Drobiz for the Russian experts has told Fairplay that Onishchenko had met with AURA, and promised that he would not use the RPN’s inspection powers for political reasons. He also told AURA that Moldovan winemakers had to comply with Russian quality standards but he did not commit himself to an agreed laboratory certification process. “I believe,” says Drobiz, “that we should be impartial. Before accusing Onishchenko of political games, the [latest] seized shipment should be analyzed by an independent laboratory.”

Politically, relations between Moldova and Russia have been affected for two decades by the conflict over the breakaway region of TransDniester (Transnistria), in the west of the republic, whose autonomy is supported by Moscow, and whose reintegration backed by anti-Russian sentiment from Romania, in the east. Since the unilateral secession of TransDniester from the Moldovan republic in 1990, as Moldova established its own independence of the Soviet Union, there were two years of warfare, followed by an uneasy peace, backed Russian troops as peacekeepers.

The Moldovan parliament elects the president, and as long as the Moldovan communist party has held a majority of seats, and the president has been a communist, relations with Moscow have been relatively calm, and the wine trade has flourished. When Vladimir Voronin resigned as president in September of 2009, his replacement, the parliamentary speaker Mihai Ghimpu has served as acting president – without a parliamentary majority. Ghimpu is a member of the minority Liberal Party, which won about 13% of the popular vote at last year’s parliamentary elections.

Ghimpu is believed to be the reason for the new Russian trouble for Moldovan wine. That is because he has mobilized anti-communist and anti-Russian support with the announcement of June 28 as a “Day of Soviet Occupation”. While referring to the day in 1940, when Soviet troops entered parts of Romania, the declaration also triggers a countrywide split over the Romanian military alliance with Hitler; the reoccupation by Romanian fascists of the territory occupied by the Soviets, and the liquidation of the Romanian Jews, including 300,000 from TransDniester.
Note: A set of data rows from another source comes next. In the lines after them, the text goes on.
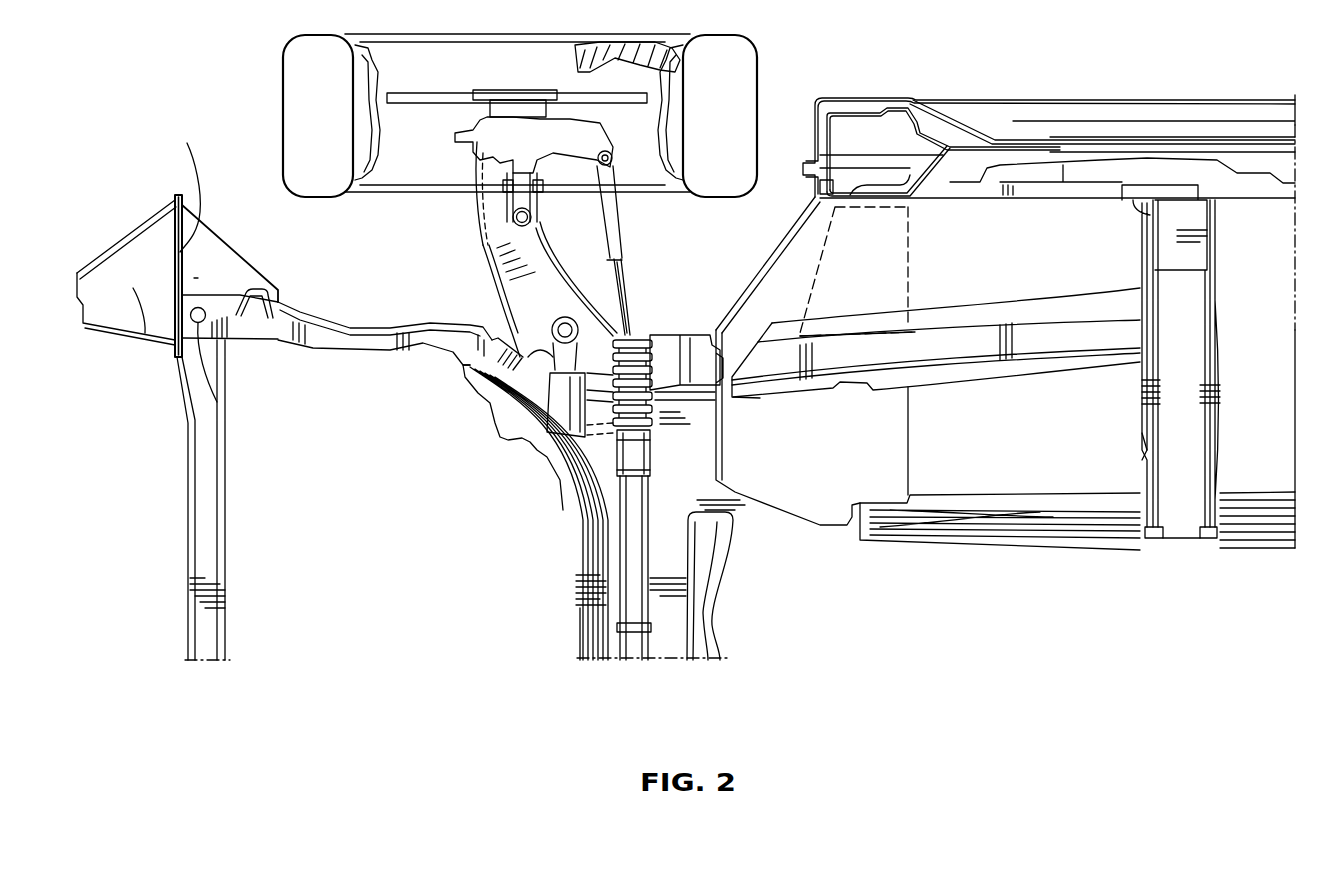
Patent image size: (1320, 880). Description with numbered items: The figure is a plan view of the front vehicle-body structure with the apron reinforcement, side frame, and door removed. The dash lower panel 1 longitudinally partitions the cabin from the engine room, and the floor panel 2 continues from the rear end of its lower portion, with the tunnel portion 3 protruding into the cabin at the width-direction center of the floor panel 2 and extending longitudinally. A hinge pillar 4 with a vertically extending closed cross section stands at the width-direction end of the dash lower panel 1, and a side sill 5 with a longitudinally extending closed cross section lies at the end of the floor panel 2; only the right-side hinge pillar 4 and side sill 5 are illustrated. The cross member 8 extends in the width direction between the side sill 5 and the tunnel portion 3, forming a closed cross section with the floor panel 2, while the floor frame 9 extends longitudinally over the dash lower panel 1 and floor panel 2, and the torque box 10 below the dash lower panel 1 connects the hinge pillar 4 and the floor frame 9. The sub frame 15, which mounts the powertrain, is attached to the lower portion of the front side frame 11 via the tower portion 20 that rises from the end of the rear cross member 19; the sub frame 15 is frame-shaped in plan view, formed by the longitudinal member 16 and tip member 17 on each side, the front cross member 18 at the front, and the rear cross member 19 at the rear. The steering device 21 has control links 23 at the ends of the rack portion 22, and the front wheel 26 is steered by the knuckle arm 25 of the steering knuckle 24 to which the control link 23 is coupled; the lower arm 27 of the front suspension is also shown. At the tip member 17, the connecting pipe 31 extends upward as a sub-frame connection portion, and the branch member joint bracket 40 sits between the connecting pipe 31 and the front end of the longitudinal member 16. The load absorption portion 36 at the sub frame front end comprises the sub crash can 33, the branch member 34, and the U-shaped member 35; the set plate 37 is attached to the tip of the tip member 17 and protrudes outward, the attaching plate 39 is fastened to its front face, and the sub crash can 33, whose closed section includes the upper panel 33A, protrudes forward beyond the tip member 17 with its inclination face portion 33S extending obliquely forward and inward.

The dash lower panel 1 is at (816, 457).
The floor panel 2 is at (1033, 437).
The tunnel portion 3 is at (1040, 530).
The hinge pillar 4 is at (856, 108).
The side sill 5 is at (1006, 203).
The cross member 8 is at (1182, 320).
The floor frame 9 is at (888, 322).
The torque box 10 is at (812, 272).
The front side frame 11 is at (673, 333).
The sub frame 15 is at (714, 624).
The longitudinal member 16 is at (353, 340).
The tip member 17 is at (255, 333).
The front cross member 18 is at (203, 530).
The rear cross member 19 is at (580, 623).
The tower portion 20 is at (543, 397).
The steering device 21 is at (612, 519).
The rack portion 22 is at (633, 558).
The control link 23 is at (623, 223).
The steering knuckle 24 is at (487, 162).
The knuckle arm 25 is at (583, 130).
The front wheel 26 is at (283, 103).
The lower arm 27 is at (487, 272).
The connecting pipe 31 is at (205, 360).
The sub crash can 33 is at (105, 332).
The upper panel 33A is at (142, 336).
The inclination face portion 33S is at (115, 250).
The branch member 34 is at (235, 248).
The U-shaped member 35 is at (194, 278).
The load absorption portion 36 is at (173, 197).
The set plate 37 is at (185, 185).
The attaching plate 39 is at (174, 262).
The branch member joint bracket 40 is at (257, 287).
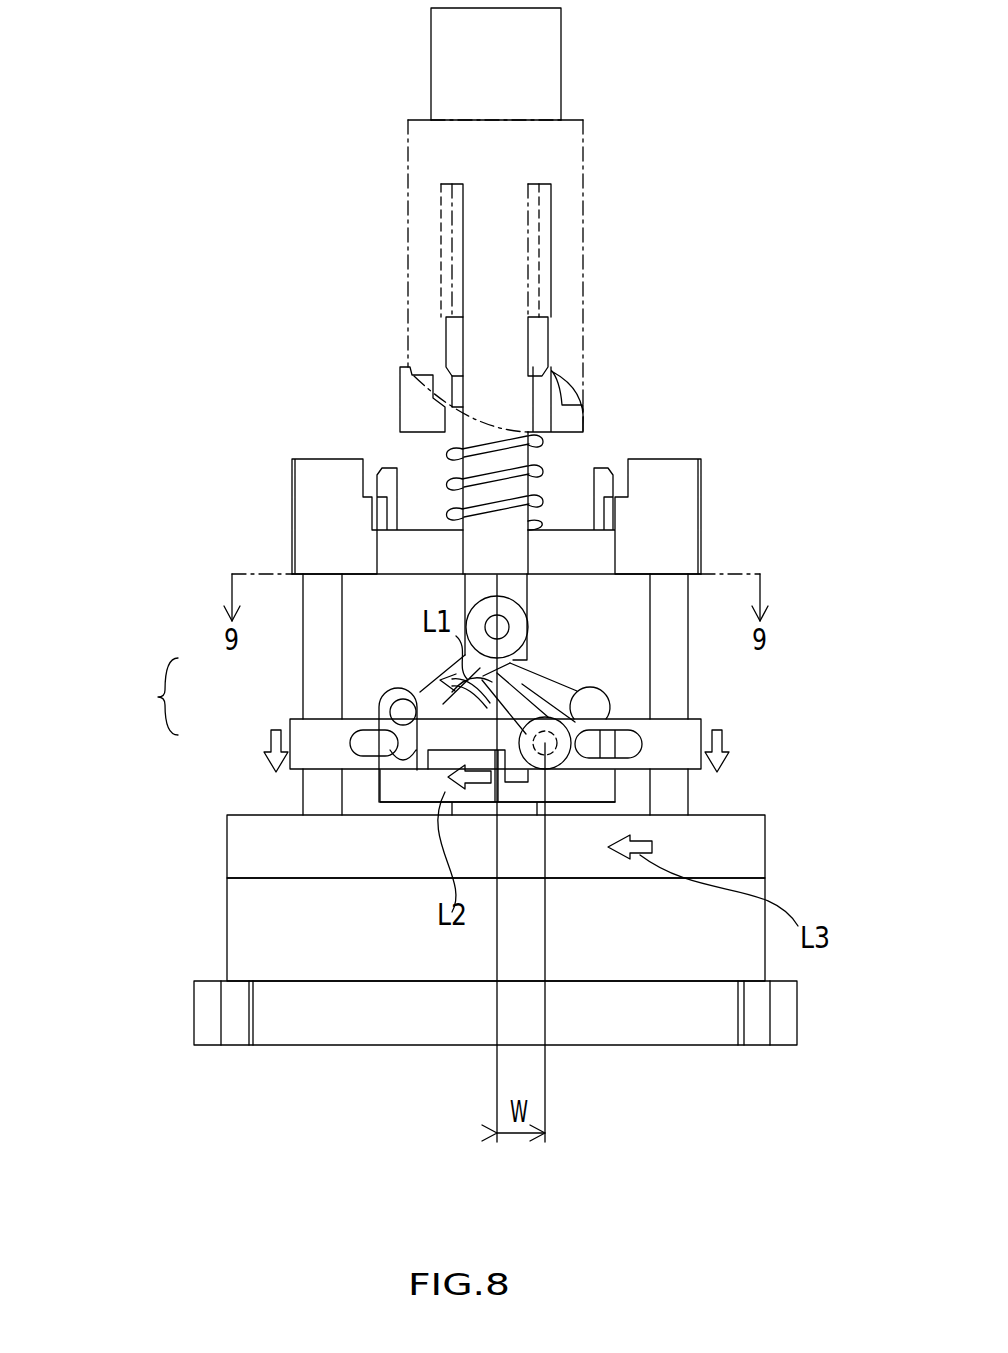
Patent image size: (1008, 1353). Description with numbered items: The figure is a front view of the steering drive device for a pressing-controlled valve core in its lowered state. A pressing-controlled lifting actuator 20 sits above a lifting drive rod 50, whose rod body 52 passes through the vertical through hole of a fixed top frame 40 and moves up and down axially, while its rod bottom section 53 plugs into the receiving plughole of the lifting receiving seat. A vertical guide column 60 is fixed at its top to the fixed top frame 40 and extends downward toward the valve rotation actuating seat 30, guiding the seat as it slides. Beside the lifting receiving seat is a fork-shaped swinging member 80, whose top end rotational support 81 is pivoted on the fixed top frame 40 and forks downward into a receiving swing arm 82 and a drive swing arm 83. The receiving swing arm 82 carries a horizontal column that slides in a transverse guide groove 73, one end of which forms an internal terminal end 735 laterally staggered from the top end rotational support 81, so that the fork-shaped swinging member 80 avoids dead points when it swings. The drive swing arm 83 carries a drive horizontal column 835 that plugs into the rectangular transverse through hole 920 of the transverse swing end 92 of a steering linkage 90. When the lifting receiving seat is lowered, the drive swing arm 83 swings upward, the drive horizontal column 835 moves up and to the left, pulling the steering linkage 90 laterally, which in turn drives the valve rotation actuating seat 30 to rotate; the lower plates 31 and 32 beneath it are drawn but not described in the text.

The pressing-controlled lifting actuator 20 is at (601, 112).
The lifting drive rod 50 is at (535, 456).
The rod body 52 is at (462, 497).
The fixed top frame 40 is at (711, 469).
The vertical guide column 60 is at (303, 607).
The rod bottom section 53 is at (528, 668).
The top end rotational support 81 is at (497, 627).
The receiving swing arm 82 is at (403, 712).
The drive swing arm 83 is at (445, 718).
The drive horizontal column 835 is at (378, 742).
The fork-shaped swinging member 80 is at (154, 696).
The transverse guide groove 73 is at (622, 757).
The internal terminal end 735 is at (549, 731).
The steering linkage 90 is at (426, 789).
The transverse swing end 92 is at (375, 792).
The transverse through hole 920 is at (342, 783).
The valve rotation actuating seat 30 is at (225, 867).
The lower plate 31 is at (225, 951).
The bottom plate 32 is at (313, 1022).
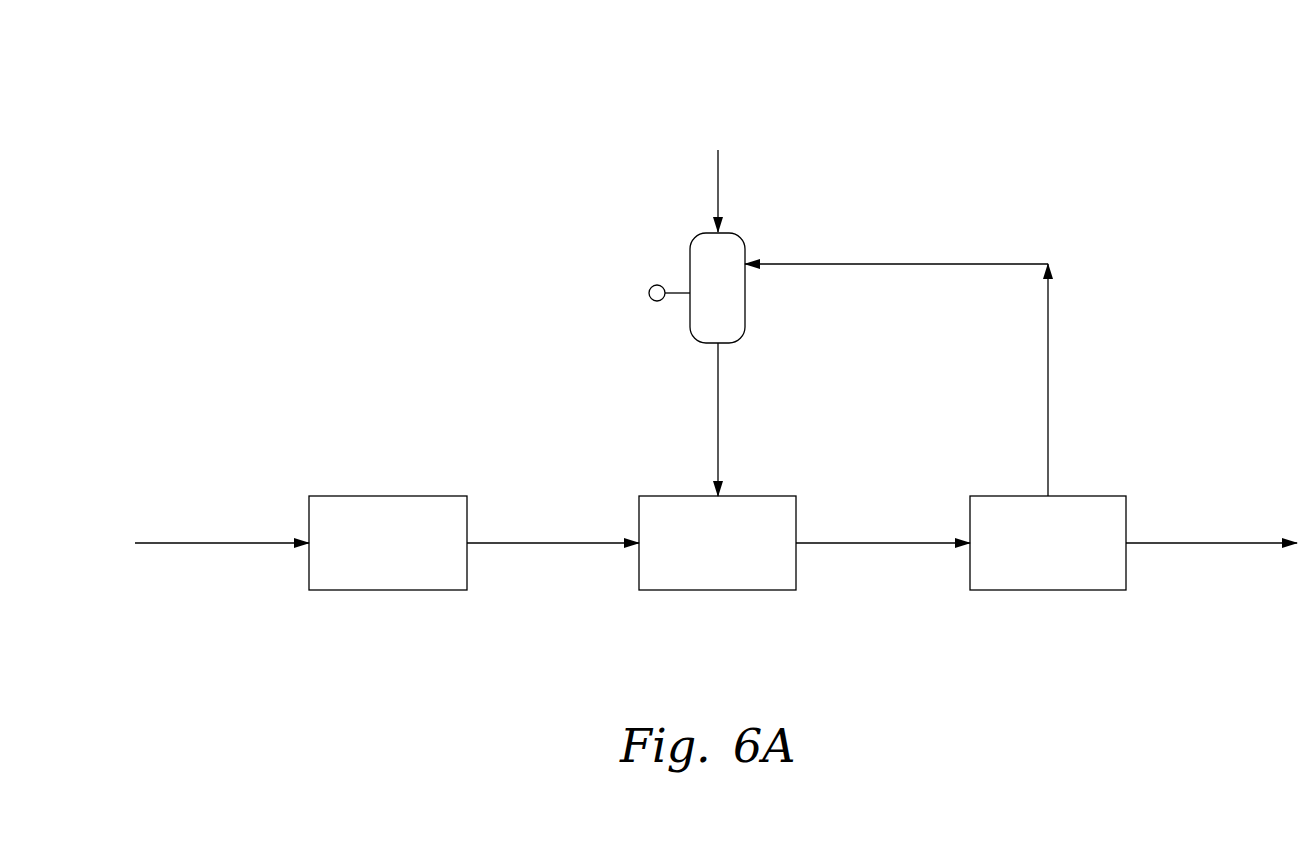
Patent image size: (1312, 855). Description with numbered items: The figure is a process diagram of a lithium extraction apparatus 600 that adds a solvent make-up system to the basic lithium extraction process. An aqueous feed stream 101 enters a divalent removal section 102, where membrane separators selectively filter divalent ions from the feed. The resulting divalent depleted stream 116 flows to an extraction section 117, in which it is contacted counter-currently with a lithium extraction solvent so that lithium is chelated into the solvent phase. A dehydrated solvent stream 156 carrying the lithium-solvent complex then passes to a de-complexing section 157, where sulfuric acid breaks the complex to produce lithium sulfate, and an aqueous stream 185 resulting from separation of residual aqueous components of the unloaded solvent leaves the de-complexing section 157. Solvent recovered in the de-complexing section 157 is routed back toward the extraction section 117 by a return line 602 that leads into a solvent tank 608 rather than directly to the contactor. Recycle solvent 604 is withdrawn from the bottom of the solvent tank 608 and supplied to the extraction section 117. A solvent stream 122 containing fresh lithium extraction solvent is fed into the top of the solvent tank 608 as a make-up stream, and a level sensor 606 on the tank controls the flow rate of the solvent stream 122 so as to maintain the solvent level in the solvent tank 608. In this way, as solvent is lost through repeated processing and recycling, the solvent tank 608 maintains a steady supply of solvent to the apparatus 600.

The apparatus 600 is at (1210, 272).
The aqueous feed stream 101 is at (218, 540).
The divalent removal section 102 is at (408, 556).
The divalent depleted stream 116 is at (552, 540).
The extraction section 117 is at (738, 556).
The dehydrated solvent stream 156 is at (888, 540).
The de-complexing section 157 is at (1068, 556).
The aqueous stream 185 is at (1213, 540).
The solvent stream 122 is at (718, 173).
The solvent tank 608 is at (746, 305).
The level sensor 606 is at (650, 287).
The recycle solvent 604 is at (718, 402).
The recycle stream 602 is at (1048, 402).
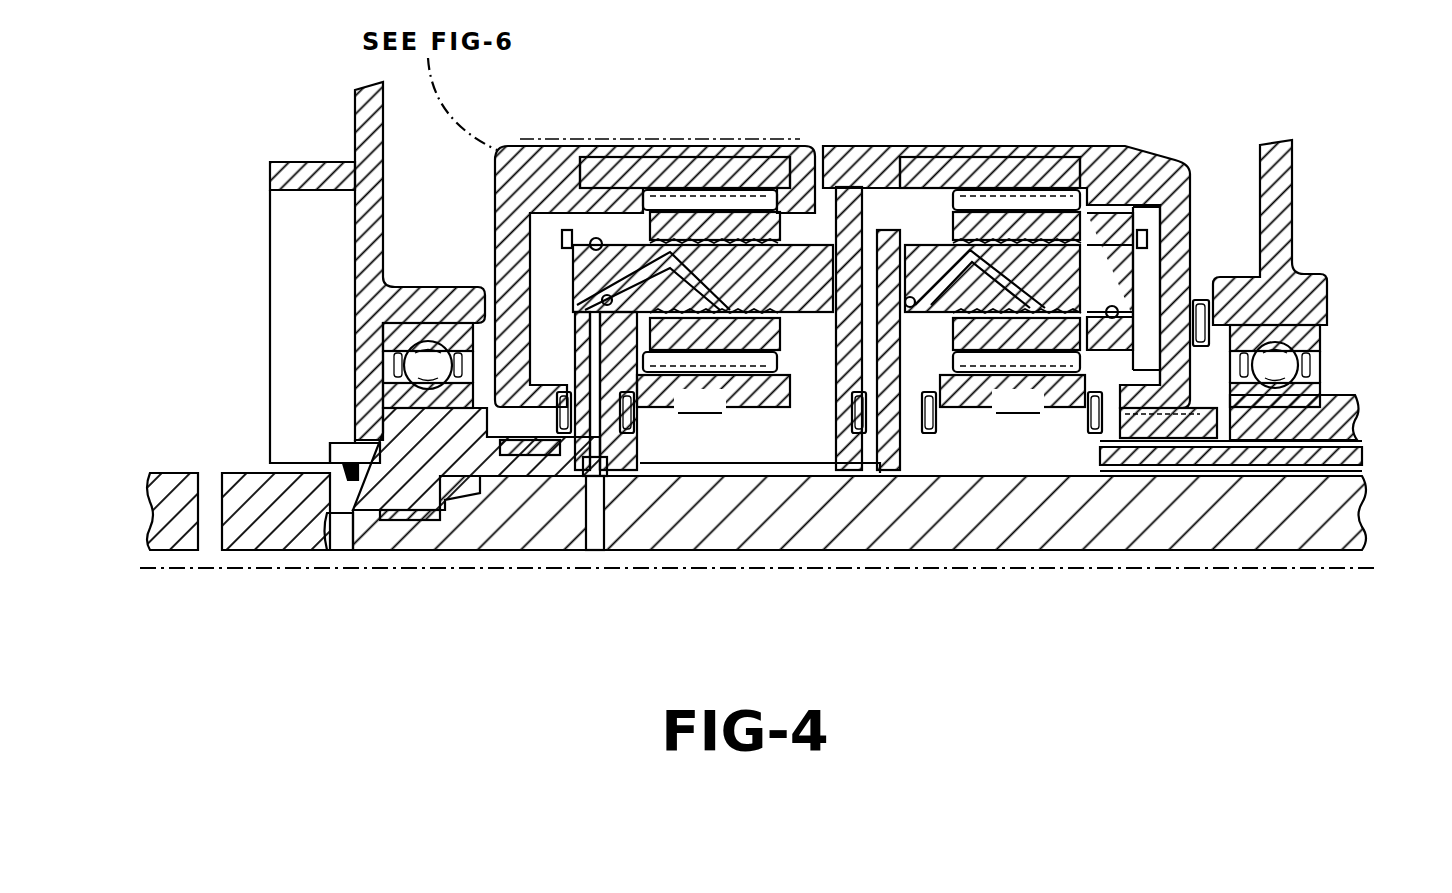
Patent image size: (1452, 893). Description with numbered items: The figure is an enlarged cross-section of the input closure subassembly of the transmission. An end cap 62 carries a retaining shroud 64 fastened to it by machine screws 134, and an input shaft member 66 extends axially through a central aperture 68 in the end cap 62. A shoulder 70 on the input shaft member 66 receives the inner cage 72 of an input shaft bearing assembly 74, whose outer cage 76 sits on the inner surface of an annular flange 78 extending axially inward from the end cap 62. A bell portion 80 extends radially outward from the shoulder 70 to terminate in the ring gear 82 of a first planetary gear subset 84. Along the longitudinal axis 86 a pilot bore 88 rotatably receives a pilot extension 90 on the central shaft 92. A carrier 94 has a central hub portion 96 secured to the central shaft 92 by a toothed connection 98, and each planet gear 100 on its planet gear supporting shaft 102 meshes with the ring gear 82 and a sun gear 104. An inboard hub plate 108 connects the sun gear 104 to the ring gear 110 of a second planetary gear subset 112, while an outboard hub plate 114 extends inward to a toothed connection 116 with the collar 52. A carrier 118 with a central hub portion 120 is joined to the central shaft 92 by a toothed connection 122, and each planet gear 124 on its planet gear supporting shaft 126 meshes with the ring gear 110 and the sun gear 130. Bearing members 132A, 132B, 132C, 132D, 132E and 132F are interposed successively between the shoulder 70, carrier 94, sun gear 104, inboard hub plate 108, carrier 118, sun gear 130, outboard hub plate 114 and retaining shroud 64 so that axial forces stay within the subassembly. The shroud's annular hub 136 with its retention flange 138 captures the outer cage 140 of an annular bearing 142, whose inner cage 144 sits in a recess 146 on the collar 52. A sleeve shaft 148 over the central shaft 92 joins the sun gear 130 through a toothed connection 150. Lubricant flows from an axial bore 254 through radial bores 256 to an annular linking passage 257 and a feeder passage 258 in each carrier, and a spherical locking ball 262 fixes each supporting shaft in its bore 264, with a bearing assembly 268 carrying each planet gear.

The collar 52 is at (1235, 460).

The Red Army retook the area from the Germans in the first half of 1944.

Onishchenko has said his crackdown was not linked to Ghimpu’s Day of Soviet Occupation.

Onishchenko has also revealed the reason that Russians smoke so much. “Today,” the chief inspector said on June 10, “Russia makes 400 billion cigarettes,” he said. “There is not a single tobacco bush growing in Russia. All this is a credit to the North American business that came to our country in the 1990s and bought the entire tobacco industry.”